Designing reusable protocols in dotmatics Step-by-Step
Step 1: Begin with a minimum required dataset
The biggest pitfall teams fall into is trying to collect everything from day one. We specified the minimum fields necessary for every experiment to remain useful downstream. This ensured experiments were searchable, comparable, and reportable.
Step 2: Normalize table structures
The strength of Dotmatics comes from normalized tables. We established a normalized table strategy so that, even when assays varied, the underlying structure remained consistent.
Why this was important:
- Simplified mapping across workflows
- Better reporting
- Tear-off calculations
- Seamless integration with Studies and Vortex visualization
Step 3: Leverage placeholders to minimize manual input
Reusable protocols fail if scientists feel they are performing data-entry tasks. We incorporated dropdowns and automated fields wherever possible.
Examples used:
- Auto-filling scientist name
- Auto-stamping experiment date
- Auto-populating Batch ID from bioregister
- Dropdowns for plate types and synthesizer types
- Controlled vocabulary for MS instrument types and plate positions
- Default scales and units enforced (µmol, nmol, etc.)

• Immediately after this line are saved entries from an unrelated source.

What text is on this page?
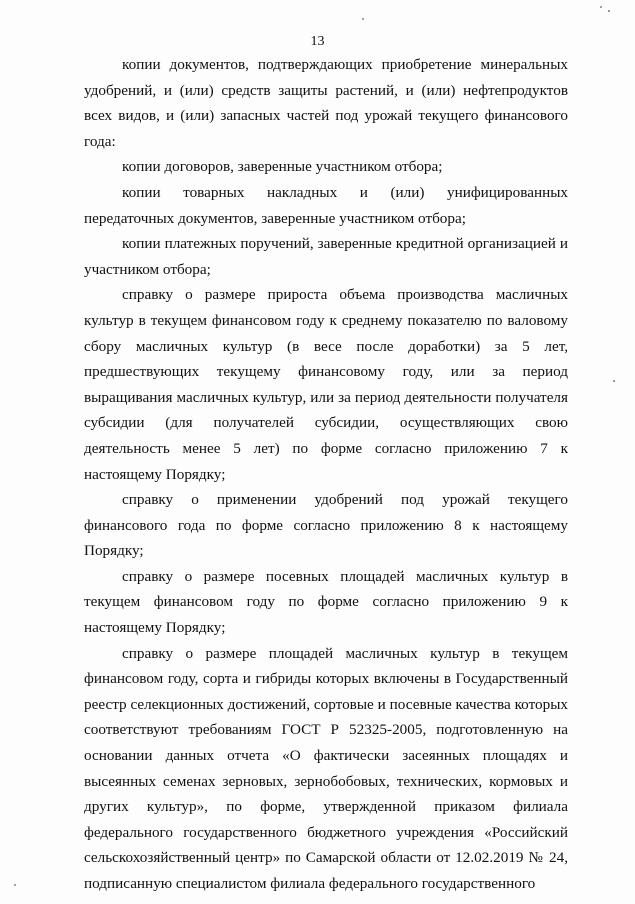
13

копии документов, подтверждающих приобретение минеральных удобрений, и (или) средств защиты растений, и (или) нефтепродуктов всех видов, и (или) запасных частей под урожай текущего финансового года:

копии договоров, заверенные участником отбора;

копии товарных накладных и (или) унифицированных передаточных документов, заверенные участником отбора;

копии платежных поручений, заверенные кредитной организацией и участником отбора;

справку о размере прироста объема производства масличных культур в текущем финансовом году к среднему показателю по валовому сбору масличных культур (в весе после доработки) за 5 лет, предшествующих текущему финансовому году, или за период выращивания масличных культур, или за период деятельности получателя субсидии (для получателей субсидии, осуществляющих свою деятельность менее 5 лет) по форме согласно приложению 7 к настоящему Порядку;

справку о применении удобрений под урожай текущего финансового года по форме согласно приложению 8 к настоящему Порядку;

справку о размере посевных площадей масличных культур в текущем финансовом году по форме согласно приложению 9 к настоящему Порядку;

справку о размере площадей масличных культур в текущем финансовом году, сорта и гибриды которых включены в Государственный реестр селекционных достижений, сортовые и посевные качества которых соответствуют требованиям ГОСТ Р 52325-2005, подготовленную на основании данных отчета «О фактически засеянных площадях и высеянных семенах зерновых, зернобобовых, технических, кормовых и других культур», по форме, утвержденной приказом филиала федерального государственного бюджетного учреждения «Российский сельскохозяйственный центр» по Самарской области от 12.02.2019 № 24, подписанную специалистом филиала федерального государственного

This significantly improved adoption rates.
Step 4: Create CSS styles, dictionaries, plate and well formats once
This is where our Dotmatics protocols excelled. In our previous project, Dictionaries, Plate and Well Formats, CSS styles for tables, fields, etc. were incorporated into the protocol so that:
- all experiments could refer to the same formats
- Uniform User interface for all protocols
- Mistakes from manual calculations in Excel were avoided
Use of Reusable Dictionaries, Well Formats, CSS Styles ensured that two scientists working on the same assay would get results in the same format.

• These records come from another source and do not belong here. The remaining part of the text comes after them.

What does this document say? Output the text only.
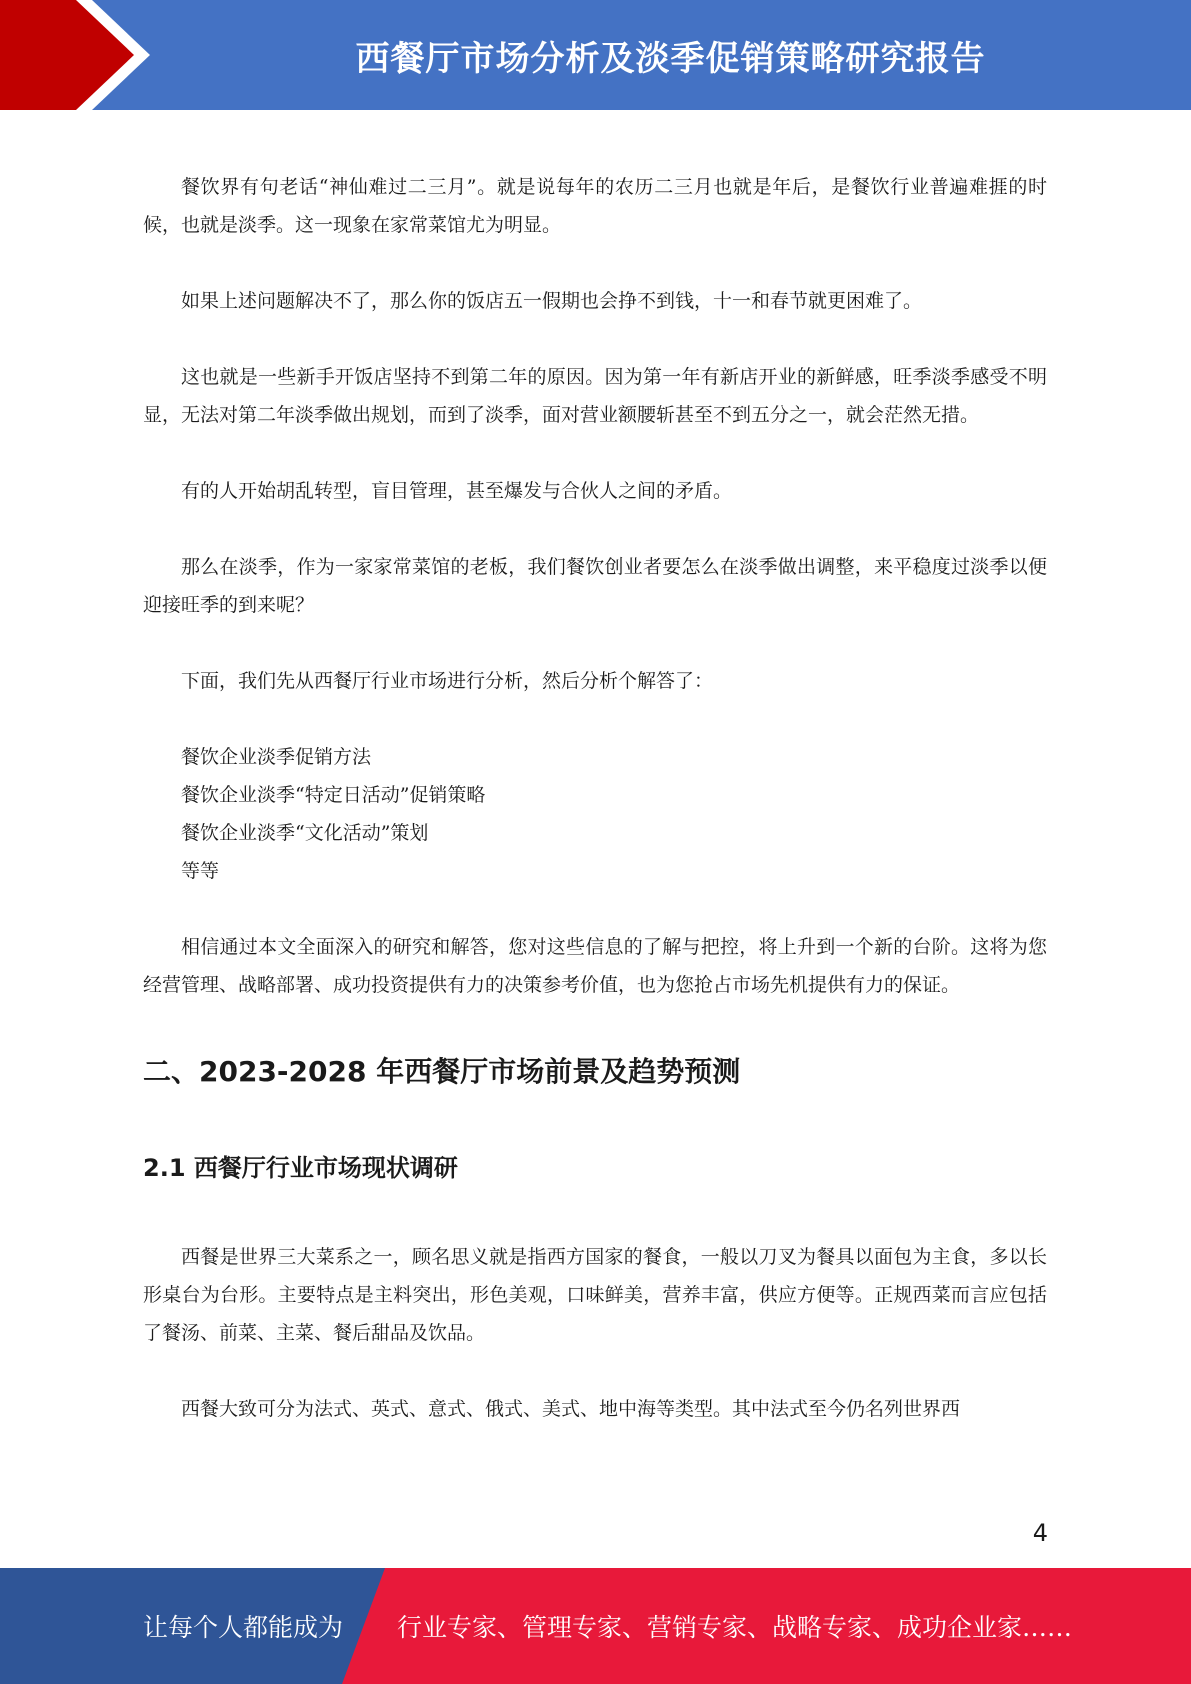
西餐厅市场分析及淡季促销策略研究报告

餐饮界有句老话“神仙难过二三月”。就是说每年的农历二三月也就是年后，是餐饮行业普遍难捱的时候，也就是淡季。这一现象在家常菜馆尤为明显。

如果上述问题解决不了，那么你的饭店五一假期也会挣不到钱，十一和春节就更困难了。

这也就是一些新手开饭店坚持不到第二年的原因。因为第一年有新店开业的新鲜感，旺季淡季感受不明显，无法对第二年淡季做出规划，而到了淡季，面对营业额腰斩甚至不到五分之一，就会茫然无措。

有的人开始胡乱转型，盲目管理，甚至爆发与合伙人之间的矛盾。

那么在淡季，作为一家家常菜馆的老板，我们餐饮创业者要怎么在淡季做出调整，来平稳度过淡季以便迎接旺季的到来呢？

下面，我们先从西餐厅行业市场进行分析，然后分析个解答了：

餐饮企业淡季促销方法
餐饮企业淡季“特定日活动”促销策略
餐饮企业淡季“文化活动”策划
等等

相信通过本文全面深入的研究和解答，您对这些信息的了解与把控，将上升到一个新的台阶。这将为您经营管理、战略部署、成功投资提供有力的决策参考价值，也为您抢占市场先机提供有力的保证。

二、2023-2028 年西餐厅市场前景及趋势预测
2.1 西餐厅行业市场现状调研

西餐是世界三大菜系之一，顾名思义就是指西方国家的餐食，一般以刀叉为餐具以面包为主食，多以长形桌台为台形。主要特点是主料突出，形色美观，口味鲜美，营养丰富，供应方便等。正规西菜而言应包括了餐汤、前菜、主菜、餐后甜品及饮品。

西餐大致可分为法式、英式、意式、俄式、美式、地中海等类型。其中法式至今仍名列世界西

4
让每个人都能成为 行业专家、管理专家、营销专家、战略专家、成功企业家……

Step 5: Design protocols for both humans and machines
This is an often-overlooked idea. A good protocol should meet the needs of:
- The scientist entering the data
- The system extracting and reporting the data
So, we ensured that the protocol outputs were machine-readable:
- Tabled data, not text
- Consistent column naming
- Predictable output fields
- Defined result table schema
This made the subsequent processing of data (reporting, visualization, and exporting) much simpler.
Conclusion
The concept of reusable protocols is not about scientists “being forced to follow a template.” It’s about being able to scale the lab without sacrificing quality.
The past projects we had worked on showed that if protocols are designed well in Dotmatics, with structured tables, calculations, placeholders, and standardized output, it becomes a valuable resource for the organization in the long run.
Reusable protocols mean less friction, better data integrity, and the ability to get from experiment to insight quicker. And in today’s R&D world, that’s the difference between being busy and being productive.